Today's episode of Voices of the Tongass features a story from Carina Nichols about growing up fishing. To listen to the show, scroll to the bottom of this post. For more of Carina's stories, read on...
Carina Nichols is 26 years old, and is currently working to become an optometrist. Behind the desk of the local vision clinic Carina seems perfectly ordinary. However, she is not like other optometry students. Her career path took took a long detour on her family's commercial fishing boat. She and her twin brother Ryan were seven weeks old when they started fishing. They eventually became the crew of their family's freezer-troller, and they spent every summer fishing out of Sitka, Alaska. So how did Carina find herself interested in optometry?
"I have really bad vision," she says, "And my parents were really struggling with getting me to be excited to go for walks or be out on the boat." What they didn't realize was that Carina literally couldn't see what they were trying to show her. "They would tell me ‘Look at the whales!' and I would be looking and looking, and I would see a stick float by the boat, and I would think, Wow, that must be a whale, they sure are boring." When Carina finally got glasses, her whole world changed: "Some humpback whales were jumping by the boat and I went crazy. I couldn't believe that that was a whale. I had to go wake my mom up and say ‘You gotta come see these! This is just the most amazing thing!'" Carina's experience gave her a huge appreciation for being able to see the world around her.
When Carina talks about her plans for the future - optometry school, working to help people, spending time outside, probably even fishing - she is calm and collected, unlike many people her age who are struggling to find direction in a gloomy economic climate. When we ask about her positive outlook, she attributes some of her focus to her years on the boat. "I'm definitely am not afraid to work hard for what I want. Fishing is a lot of diligent hard work, and you have to dig in if you want to be successful with it. My parents were really big proponents of working for what you want instead of just getting it." She laughs. "We had rain gear real young."
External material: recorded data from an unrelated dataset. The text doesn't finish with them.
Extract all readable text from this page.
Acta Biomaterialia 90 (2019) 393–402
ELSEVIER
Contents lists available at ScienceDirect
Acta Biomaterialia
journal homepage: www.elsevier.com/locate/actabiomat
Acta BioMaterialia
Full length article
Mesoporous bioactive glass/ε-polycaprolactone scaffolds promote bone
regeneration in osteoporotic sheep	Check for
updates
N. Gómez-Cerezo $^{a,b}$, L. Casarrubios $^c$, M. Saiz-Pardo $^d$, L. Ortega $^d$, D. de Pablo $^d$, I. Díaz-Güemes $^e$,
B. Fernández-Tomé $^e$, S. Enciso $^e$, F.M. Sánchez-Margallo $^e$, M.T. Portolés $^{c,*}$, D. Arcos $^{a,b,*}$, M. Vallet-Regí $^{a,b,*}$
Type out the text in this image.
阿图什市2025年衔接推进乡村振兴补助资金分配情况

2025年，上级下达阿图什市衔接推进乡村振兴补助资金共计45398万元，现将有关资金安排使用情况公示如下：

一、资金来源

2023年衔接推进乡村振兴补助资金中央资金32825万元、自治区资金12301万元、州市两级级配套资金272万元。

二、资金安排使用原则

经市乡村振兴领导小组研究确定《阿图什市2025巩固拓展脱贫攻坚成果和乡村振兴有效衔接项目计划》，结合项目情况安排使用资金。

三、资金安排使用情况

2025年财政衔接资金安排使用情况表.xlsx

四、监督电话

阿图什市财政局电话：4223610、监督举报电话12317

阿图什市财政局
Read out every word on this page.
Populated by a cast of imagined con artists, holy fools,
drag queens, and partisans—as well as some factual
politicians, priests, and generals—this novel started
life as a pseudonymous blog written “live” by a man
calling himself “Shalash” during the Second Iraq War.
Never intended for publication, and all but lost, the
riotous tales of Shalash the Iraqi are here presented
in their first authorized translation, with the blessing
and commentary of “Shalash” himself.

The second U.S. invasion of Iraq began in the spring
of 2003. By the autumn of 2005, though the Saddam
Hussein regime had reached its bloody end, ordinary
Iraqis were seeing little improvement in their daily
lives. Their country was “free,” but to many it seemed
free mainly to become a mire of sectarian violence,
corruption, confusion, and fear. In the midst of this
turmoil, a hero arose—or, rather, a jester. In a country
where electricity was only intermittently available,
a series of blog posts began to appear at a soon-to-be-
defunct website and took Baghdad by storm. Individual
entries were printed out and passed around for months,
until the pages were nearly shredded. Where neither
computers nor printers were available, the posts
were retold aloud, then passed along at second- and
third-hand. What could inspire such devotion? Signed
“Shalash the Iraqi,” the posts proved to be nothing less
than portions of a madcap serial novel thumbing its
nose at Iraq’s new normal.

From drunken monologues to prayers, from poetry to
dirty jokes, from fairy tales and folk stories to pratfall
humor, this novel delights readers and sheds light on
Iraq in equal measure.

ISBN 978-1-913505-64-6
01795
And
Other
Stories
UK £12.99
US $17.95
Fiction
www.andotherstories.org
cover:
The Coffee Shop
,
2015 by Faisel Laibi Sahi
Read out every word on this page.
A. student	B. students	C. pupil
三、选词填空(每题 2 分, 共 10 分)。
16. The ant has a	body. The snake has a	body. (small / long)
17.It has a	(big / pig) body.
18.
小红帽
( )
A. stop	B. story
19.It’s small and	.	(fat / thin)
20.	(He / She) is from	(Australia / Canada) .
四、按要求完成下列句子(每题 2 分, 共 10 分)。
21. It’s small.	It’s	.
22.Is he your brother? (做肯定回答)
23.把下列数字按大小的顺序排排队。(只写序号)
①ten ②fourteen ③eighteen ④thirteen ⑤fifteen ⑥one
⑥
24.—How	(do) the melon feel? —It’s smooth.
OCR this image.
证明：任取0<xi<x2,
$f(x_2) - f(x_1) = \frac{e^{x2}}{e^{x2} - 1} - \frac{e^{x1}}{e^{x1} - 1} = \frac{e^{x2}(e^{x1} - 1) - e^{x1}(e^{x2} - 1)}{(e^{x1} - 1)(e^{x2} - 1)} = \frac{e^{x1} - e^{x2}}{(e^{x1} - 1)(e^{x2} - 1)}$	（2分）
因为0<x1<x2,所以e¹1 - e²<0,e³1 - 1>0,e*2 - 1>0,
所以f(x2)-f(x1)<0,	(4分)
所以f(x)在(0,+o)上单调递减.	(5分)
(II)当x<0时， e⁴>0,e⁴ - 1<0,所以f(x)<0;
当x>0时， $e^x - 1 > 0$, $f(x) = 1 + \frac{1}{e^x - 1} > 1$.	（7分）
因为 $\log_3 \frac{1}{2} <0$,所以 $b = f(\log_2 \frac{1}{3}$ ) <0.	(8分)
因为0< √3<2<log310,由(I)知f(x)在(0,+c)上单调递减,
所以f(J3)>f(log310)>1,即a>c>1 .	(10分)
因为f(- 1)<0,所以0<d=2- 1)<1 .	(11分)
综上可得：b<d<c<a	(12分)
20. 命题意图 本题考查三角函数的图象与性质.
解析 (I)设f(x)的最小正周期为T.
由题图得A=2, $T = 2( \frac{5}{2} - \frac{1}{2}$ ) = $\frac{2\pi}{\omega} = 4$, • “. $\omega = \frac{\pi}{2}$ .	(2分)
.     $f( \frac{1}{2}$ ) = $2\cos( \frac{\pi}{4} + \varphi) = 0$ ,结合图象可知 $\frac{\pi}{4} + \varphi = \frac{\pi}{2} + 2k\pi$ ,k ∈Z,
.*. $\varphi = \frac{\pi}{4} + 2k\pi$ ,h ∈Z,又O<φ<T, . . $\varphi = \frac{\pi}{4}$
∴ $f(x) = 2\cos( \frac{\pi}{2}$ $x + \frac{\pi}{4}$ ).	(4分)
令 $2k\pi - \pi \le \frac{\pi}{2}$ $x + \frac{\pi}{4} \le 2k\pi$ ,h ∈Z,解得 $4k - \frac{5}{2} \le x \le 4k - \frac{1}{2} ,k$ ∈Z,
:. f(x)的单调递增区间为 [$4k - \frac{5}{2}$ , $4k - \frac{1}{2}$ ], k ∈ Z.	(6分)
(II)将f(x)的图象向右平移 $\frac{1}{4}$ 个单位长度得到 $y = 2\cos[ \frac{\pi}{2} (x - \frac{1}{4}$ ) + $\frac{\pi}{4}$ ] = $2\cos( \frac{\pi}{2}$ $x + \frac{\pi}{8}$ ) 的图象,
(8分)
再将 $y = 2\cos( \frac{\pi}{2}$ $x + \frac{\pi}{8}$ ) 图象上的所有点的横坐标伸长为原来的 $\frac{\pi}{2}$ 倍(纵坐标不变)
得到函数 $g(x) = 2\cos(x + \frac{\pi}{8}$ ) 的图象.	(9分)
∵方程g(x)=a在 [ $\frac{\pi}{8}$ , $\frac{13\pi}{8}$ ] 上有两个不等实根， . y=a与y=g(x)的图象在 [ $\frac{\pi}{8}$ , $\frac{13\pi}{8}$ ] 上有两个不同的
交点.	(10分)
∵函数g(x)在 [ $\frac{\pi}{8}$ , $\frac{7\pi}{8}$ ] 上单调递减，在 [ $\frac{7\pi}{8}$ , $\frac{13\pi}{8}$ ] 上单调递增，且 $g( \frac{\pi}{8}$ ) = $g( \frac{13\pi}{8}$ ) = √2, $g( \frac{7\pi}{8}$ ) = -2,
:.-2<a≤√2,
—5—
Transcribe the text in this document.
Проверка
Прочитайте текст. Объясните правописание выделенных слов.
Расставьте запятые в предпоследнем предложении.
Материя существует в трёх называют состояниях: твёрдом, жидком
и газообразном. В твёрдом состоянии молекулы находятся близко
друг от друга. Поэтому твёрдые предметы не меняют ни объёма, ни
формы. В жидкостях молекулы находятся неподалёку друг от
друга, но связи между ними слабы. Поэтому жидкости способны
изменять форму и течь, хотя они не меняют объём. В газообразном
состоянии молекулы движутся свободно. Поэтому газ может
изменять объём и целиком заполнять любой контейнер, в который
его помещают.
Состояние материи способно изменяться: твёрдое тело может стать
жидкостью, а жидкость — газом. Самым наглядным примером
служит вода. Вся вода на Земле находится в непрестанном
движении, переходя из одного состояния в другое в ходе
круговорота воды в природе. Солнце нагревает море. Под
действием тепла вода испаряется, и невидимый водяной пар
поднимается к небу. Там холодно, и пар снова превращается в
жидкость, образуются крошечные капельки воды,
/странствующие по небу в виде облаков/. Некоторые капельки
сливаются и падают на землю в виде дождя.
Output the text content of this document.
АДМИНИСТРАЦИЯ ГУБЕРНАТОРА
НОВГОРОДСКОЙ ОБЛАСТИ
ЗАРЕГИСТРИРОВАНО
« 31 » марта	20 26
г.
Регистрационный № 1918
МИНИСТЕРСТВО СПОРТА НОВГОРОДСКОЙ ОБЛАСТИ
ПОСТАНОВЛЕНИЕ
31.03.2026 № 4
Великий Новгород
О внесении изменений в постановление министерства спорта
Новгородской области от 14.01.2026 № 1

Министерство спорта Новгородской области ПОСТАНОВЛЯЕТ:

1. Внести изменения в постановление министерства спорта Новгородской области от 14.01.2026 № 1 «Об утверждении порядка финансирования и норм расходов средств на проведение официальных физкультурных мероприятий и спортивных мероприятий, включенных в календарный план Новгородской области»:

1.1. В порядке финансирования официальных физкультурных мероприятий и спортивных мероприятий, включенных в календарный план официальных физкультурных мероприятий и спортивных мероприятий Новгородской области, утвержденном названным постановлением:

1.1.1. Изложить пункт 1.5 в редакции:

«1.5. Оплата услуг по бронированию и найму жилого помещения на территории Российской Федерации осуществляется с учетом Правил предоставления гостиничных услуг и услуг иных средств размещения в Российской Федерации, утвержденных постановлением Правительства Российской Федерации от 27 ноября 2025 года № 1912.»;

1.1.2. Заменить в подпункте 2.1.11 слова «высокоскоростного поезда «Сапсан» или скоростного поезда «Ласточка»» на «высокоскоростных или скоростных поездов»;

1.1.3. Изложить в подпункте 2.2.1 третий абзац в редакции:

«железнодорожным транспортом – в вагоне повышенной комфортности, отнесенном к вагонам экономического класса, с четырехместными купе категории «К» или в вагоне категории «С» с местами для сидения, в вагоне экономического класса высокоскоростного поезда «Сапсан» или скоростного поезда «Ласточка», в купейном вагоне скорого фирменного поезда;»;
And Carina says she hasn't left fishing forever. Her ideal future? Work in the winter and spring, go fishing in the summer. Maybe when her twin brother Ryan gets his own boat, so the two of them can finish what they started at seven weeks old. She would love to come back and work in Sitka, she says, and being out on the water has never stopped being important to her; she feels closest to her home when she is out on the boat and away from the lights of town.